In the DFV, in Matthew 1:20, an “angel of the Lady” appears to Joseph in a dream. This seems appropriate here, because the angel is saying, “Don’t be afraid to marry Mary,” the most esteemed woman and mother in history.

I have some getting-over to do though. Just as Lord is never used as a title for someone in our culture, lady has a very different meaning now than in the Middle Ages. Yesterday, I noticed a flyer for our local French Prairie Gardens, advertising a “Ladies Only” brunch. When I think of “Ladies,” which is becoming a retro-popular word again for women, I think of women in flowery polyester dresses with bejeweled clip-on earrings and powder-puffed necks. I think of the current (or 1950s) definition which emphases how different we are from the men. So set apart that we don’t even have a counterpart term for men. “Gentlemen” is rarely, if ever, used.

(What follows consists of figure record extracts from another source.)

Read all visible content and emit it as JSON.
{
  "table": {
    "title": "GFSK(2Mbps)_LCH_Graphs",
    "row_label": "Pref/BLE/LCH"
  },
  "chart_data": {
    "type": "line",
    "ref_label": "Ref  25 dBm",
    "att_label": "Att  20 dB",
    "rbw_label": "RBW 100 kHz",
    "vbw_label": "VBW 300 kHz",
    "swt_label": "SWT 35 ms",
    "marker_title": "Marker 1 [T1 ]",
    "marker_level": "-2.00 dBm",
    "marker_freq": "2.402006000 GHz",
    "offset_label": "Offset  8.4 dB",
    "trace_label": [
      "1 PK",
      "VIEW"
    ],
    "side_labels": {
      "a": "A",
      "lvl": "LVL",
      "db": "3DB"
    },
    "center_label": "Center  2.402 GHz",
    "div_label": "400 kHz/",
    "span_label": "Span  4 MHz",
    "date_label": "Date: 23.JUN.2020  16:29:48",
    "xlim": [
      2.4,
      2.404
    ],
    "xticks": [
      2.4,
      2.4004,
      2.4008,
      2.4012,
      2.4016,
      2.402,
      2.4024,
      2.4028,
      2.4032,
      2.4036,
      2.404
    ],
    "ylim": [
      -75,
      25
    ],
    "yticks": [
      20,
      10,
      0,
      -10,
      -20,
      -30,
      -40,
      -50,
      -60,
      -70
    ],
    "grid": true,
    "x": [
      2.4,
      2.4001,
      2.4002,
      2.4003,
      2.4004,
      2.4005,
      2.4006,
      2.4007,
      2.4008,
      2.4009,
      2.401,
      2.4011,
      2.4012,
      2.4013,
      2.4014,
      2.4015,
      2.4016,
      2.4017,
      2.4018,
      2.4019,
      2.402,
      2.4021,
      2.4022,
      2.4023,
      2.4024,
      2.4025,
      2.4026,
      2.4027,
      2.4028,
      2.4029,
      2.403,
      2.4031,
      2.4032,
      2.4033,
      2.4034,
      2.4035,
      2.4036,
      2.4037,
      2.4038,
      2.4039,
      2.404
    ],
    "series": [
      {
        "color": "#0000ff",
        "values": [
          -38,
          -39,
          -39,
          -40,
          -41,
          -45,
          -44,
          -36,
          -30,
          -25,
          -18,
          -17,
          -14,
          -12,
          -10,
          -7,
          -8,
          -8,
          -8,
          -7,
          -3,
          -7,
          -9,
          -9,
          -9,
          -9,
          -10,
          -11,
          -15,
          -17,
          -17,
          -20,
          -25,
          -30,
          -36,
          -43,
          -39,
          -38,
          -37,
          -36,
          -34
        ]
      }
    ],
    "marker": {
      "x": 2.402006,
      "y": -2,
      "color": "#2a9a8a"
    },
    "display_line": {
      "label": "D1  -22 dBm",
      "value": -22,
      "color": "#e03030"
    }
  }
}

So maybe because of that set-apart implication it can work for God, too. I’m going to try it. Surely God is always a lady, good and kind and faithful. 

The Strength of Lady

But what about me—am I a lady? I’ve never related to the word, but I’m trying on new meanings for it. I recently read Maya Angelou’s last memoir, Mom and Me and Mom. When her mom and dad divorced, they sent 3 year old Maya and her 5 year old brother alone on a train to live with the paternal grandmother in Arkansas. Maya’s mother took them back 10 long years later.

So at 13, Maya found herself unwilling to use the word Mother. Maya chose Lady instead. Instead of complaining, her mother humbly chose it for herself, too, eventually becoming Lady Baxter. Leaving behind the mistakes of Maya’s early years, Lady Baxter lived up to the title in its strength. She powerfully supported the teenage and adult Maya, who became a successful dancer, playwright, poet and activist.

So I can think of Lady God like I do Lady Baxter, who once told Maya, “You are the greatest person I have ever met.”

This is something we all need to hear from Lady God who is also our best notion of Mother, the One who “always protects, always trusts, always hopes, and always perseveres” (I Cor. 13:7) because we’re Her children.